The .388 on base percentage is probably a bit out of Upton’s reach due to Bonds over his next 1,900 PAs had a BB percentage well over 12 percent which is ridiculously high. He even peaked at 15 percent in 1990. That BB percentage is so high that only six players in 2010 had a BB percentage of over 14; they were: Daric Barton, Prince Fielder, Carlos Pena, Albert Pujols, Jose Bautista and Jason Heyward.
So while Upton’s career base on ball percentage is better than 10.5 percent, he will probably not reach the same status as Bonds. But how much of a difference will the BB percentage difference of probably about 2 percent make on .OBP?

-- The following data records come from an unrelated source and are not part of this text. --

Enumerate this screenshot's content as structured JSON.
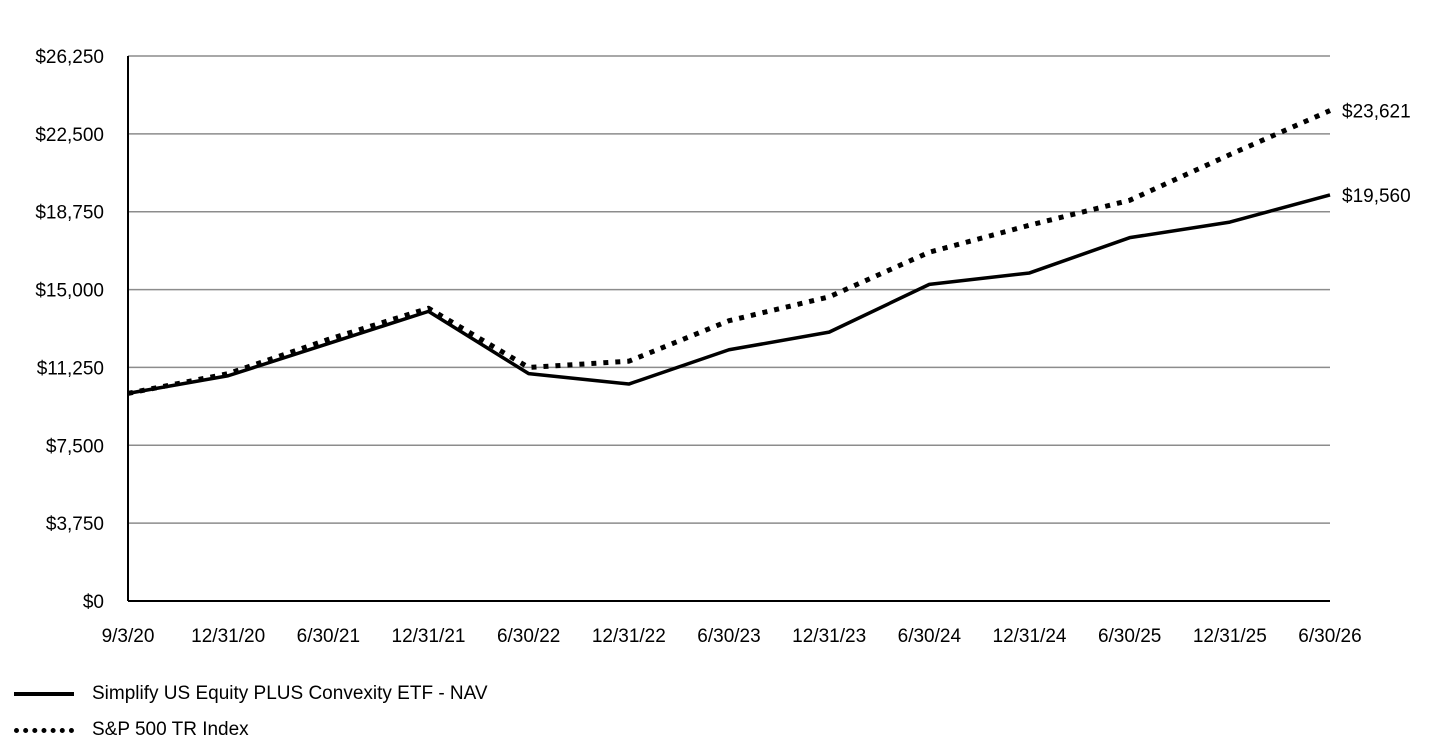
{
  "chart_data": {
    "type": "line",
    "title": "",
    "xlabel": "",
    "ylabel": "",
    "categories": [
      "9/3/20",
      "12/31/20",
      "6/30/21",
      "12/31/21",
      "6/30/22",
      "12/31/22",
      "6/30/23",
      "12/31/23",
      "6/30/24",
      "12/31/24",
      "6/30/25",
      "12/31/25",
      "6/30/26"
    ],
    "ylim": [
      0,
      26250
    ],
    "yticks": [
      "$0",
      "$3,750",
      "$7,500",
      "$11,250",
      "$15,000",
      "$18,750",
      "$22,500",
      "$26,250"
    ],
    "ytick_values": [
      0,
      3750,
      7500,
      11250,
      15000,
      18750,
      22500,
      26250
    ],
    "grid": true,
    "legend_position": "bottom-left",
    "series": [
      {
        "name": "Simplify US Equity PLUS Convexity ETF - NAV",
        "style": "solid",
        "color": "#000000",
        "values": [
          10000,
          10850,
          12400,
          13950,
          10950,
          10450,
          12100,
          12950,
          15250,
          15800,
          17500,
          18250,
          19560
        ],
        "end_label": "$19,560"
      },
      {
        "name": "S&P 500 TR Index",
        "style": "dotted",
        "color": "#000000",
        "values": [
          10000,
          10950,
          12600,
          14100,
          11250,
          11550,
          13500,
          14650,
          16800,
          18100,
          19300,
          21500,
          23621
        ],
        "end_label": "$23,621"
      }
    ]
  }
}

I looked to the stats to find out. In 2010, three players made 675 plate appearances: Matt Holliday, Austin Jackson and Michael Cuddyer. Holliday’s BB percentage was 10.2 percent, Jackson’s was 7 percent and Cuddyer’s was 8.6 percent. When I subtracted the players’ .OBP from their batting averages (.AVG), I came down to a stat that I imagine is similar to .ISO (isolated slugging percentage) which for brevity's sake, I will call “.ISOBB”.
Holliday’s BB percentage was 1.6 percent greater than Cuddyer’s, and when I subtracted their .ISOBB from one another’s, I came to find that the 1.6 percent BB percentage rate was good for .013 points in .OBP. To check this, I compared Austin Jackson and Michael Cuddyer, whom also have 1.6 percent difference in their BB percentage and came to find that the difference in .ISOBB was also .013.

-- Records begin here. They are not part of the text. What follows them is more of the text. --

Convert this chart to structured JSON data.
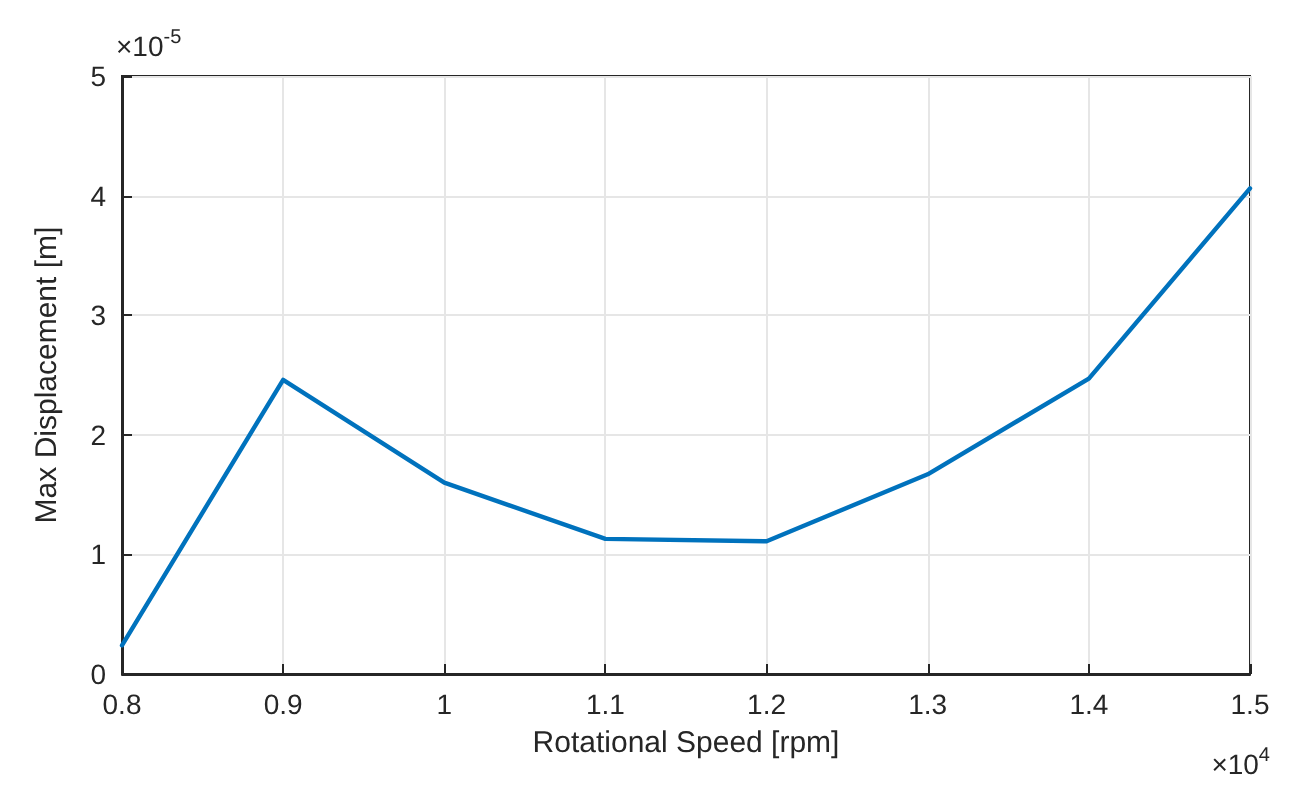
{
  "chart_data": {
    "type": "line",
    "xlabel": "Rotational Speed [rpm]",
    "ylabel": "Max Displacement [m]",
    "annotations": [
      "×10$^{-5}$",
      "×10$^{4}$"
    ],
    "x": [
      0.8,
      0.9,
      1.0,
      1.1,
      1.2,
      1.3,
      1.4,
      1.5
    ],
    "series": [
      {
        "color": "#0072bd",
        "values": [
          0.24,
          2.46,
          1.6,
          1.13,
          1.11,
          1.67,
          2.47,
          4.06
        ]
      }
    ],
    "xlim": [
      0.8,
      1.5
    ],
    "xticks": [
      0.8,
      0.9,
      1,
      1.1,
      1.2,
      1.3,
      1.4,
      1.5
    ],
    "ylim": [
      0,
      5
    ],
    "yticks": [
      0,
      1,
      2,
      3,
      4,
      5
    ],
    "grid": true,
    "marker": "none",
    "line_style": "solid"
  }
}
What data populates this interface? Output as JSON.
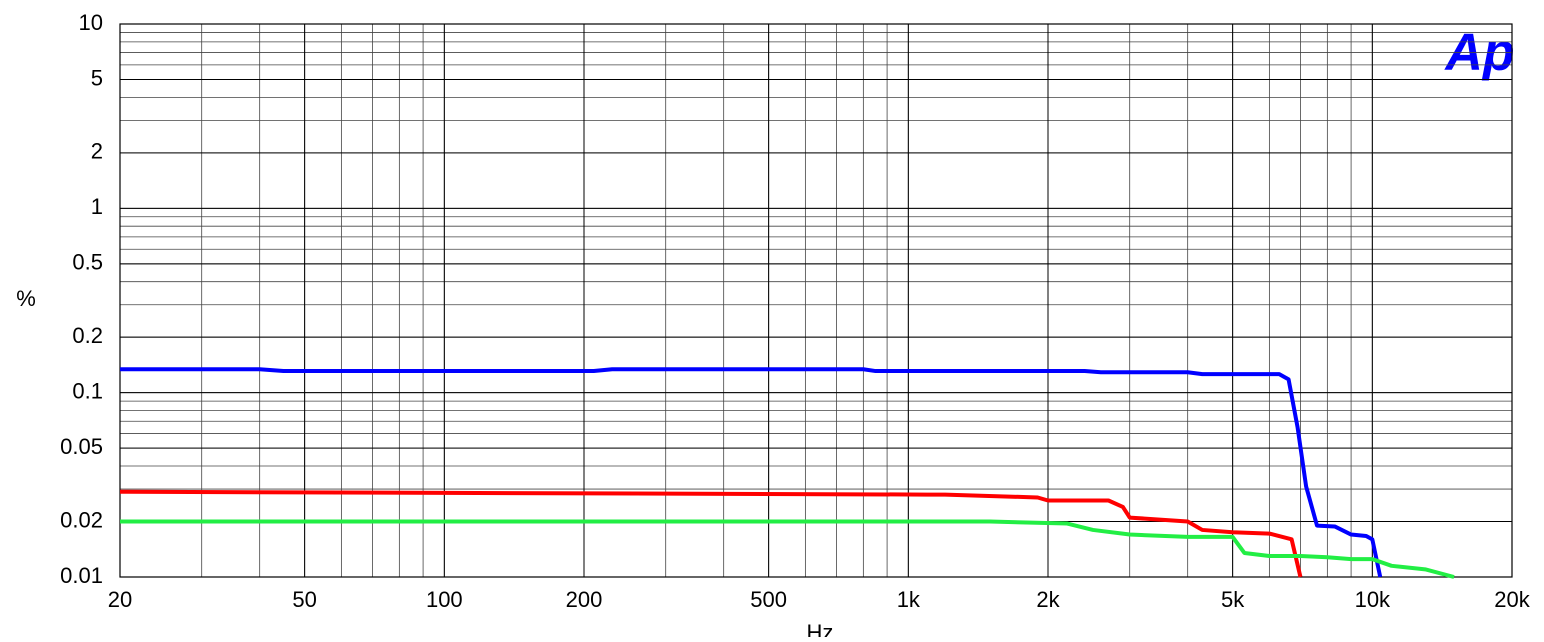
{
  "chart_data": {
    "type": "line",
    "logo": "Ap",
    "ylabel": "%",
    "xlabel": "Hz",
    "xscale": "log",
    "yscale": "log",
    "grid": true,
    "minor_grid": true,
    "xlim": [
      20,
      20000
    ],
    "ylim": [
      0.01,
      10
    ],
    "xticks": [
      20,
      50,
      100,
      200,
      500,
      {
        "value": 1000,
        "label": "1k"
      },
      {
        "value": 2000,
        "label": "2k"
      },
      {
        "value": 5000,
        "label": "5k"
      },
      {
        "value": 10000,
        "label": "10k"
      },
      {
        "value": 20000,
        "label": "20k"
      }
    ],
    "yticks": [
      0.01,
      0.02,
      0.05,
      0.1,
      0.2,
      0.5,
      1,
      2,
      5,
      10
    ],
    "series": [
      {
        "color": "#0000ff",
        "x": [
          20,
          40,
          45,
          210,
          230,
          800,
          850,
          2400,
          2600,
          4000,
          4300,
          6300,
          6600,
          6900,
          7200,
          7600,
          8300,
          9000,
          9700,
          10000,
          10400
        ],
        "values": [
          0.134,
          0.134,
          0.131,
          0.131,
          0.134,
          0.134,
          0.131,
          0.131,
          0.129,
          0.129,
          0.126,
          0.126,
          0.118,
          0.065,
          0.031,
          0.019,
          0.0188,
          0.017,
          0.0167,
          0.016,
          0.01
        ]
      },
      {
        "color": "#ff0000",
        "x": [
          20,
          1100,
          1200,
          1900,
          2000,
          2700,
          2900,
          3000,
          4000,
          4300,
          5000,
          6000,
          6700,
          7000
        ],
        "values": [
          0.029,
          0.028,
          0.028,
          0.027,
          0.026,
          0.026,
          0.024,
          0.021,
          0.02,
          0.018,
          0.0175,
          0.0172,
          0.016,
          0.01
        ]
      },
      {
        "color": "#22ee44",
        "x": [
          20,
          1500,
          2200,
          2500,
          3000,
          4000,
          5000,
          5300,
          6000,
          7000,
          8000,
          9000,
          10000,
          11000,
          13000,
          15000
        ],
        "values": [
          0.02,
          0.02,
          0.0195,
          0.018,
          0.017,
          0.0165,
          0.0165,
          0.0135,
          0.013,
          0.013,
          0.0128,
          0.0125,
          0.0125,
          0.0115,
          0.011,
          0.01
        ]
      }
    ]
  }
}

|Player||PAs||BB%||.OBP||.OBP - .AVG= .ISOBB|
|Matt Holliday||675||10.2%||.390||.390 - .312= .078|
|Austin Jackson||675||7.0%||.345||.345 - .293= .052|
|Michael Cuddyer||675||8.6%||.336||.336 - .271= .065|
The next step to determining Upton’s .OBP for 2011 is to determine his .ISOBB; Bonds’ was .109 which is pretty astronomical, and we have already established the fact that Upton’s will be around .013 to .020 different based on his lower BB percentage. Upton’s .ISOBB should end up around .093.

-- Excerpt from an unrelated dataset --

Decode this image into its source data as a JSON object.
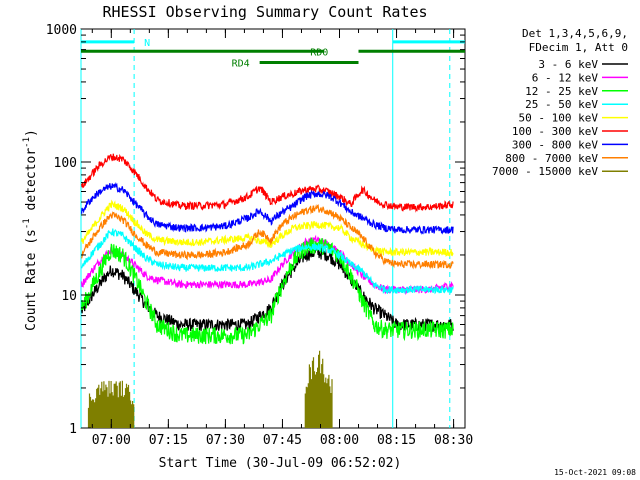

The .279 average that Bond’s posted was lowered significantly by a .248 average one year. In fact, over the course of both players’ earlier careers, Upton has shown that he possesses a far better batting average. He hit over .300 in his second full season, a feat Bond’s didn’t accomplish until his fourth season. So Upton, we can assume (safely), will probably hit higher than .279 in 2011; let’s say .284. Which when adding in his .ISOBB, puts his .OPB at .377.
The last thing to consider is slugging percentage, and Bonds probably edges out Justin Upton in this category. How much? Well, during their first 1,700 PAs, Bonds’ .ISO was .014 better at .213, compared to Upton’s .199. Over the next three seasons, Bond’s didn’t improve much, rising to about .219. If Upton follows the same improvement, he should float in around .205 which would put him at a .489 slugging percentage.
All in all, Upton’s 2011 season should look something like this: .284/.377/.489 with about 25 home runs and 95 RBI. I’ll be curious to see exactly what he does end up doing. As for the predictions by the mathematicians/computers that are paid/designed to do predictions, when the average of fangraph.com’s “Marcel” and “Bill James” predictions are taken, it results in a .285/.367/.489 line…pretty similar to what I came up with actually.
So is Justin Upton the next Barry Bonds? We’ll have to see, but I would say yes.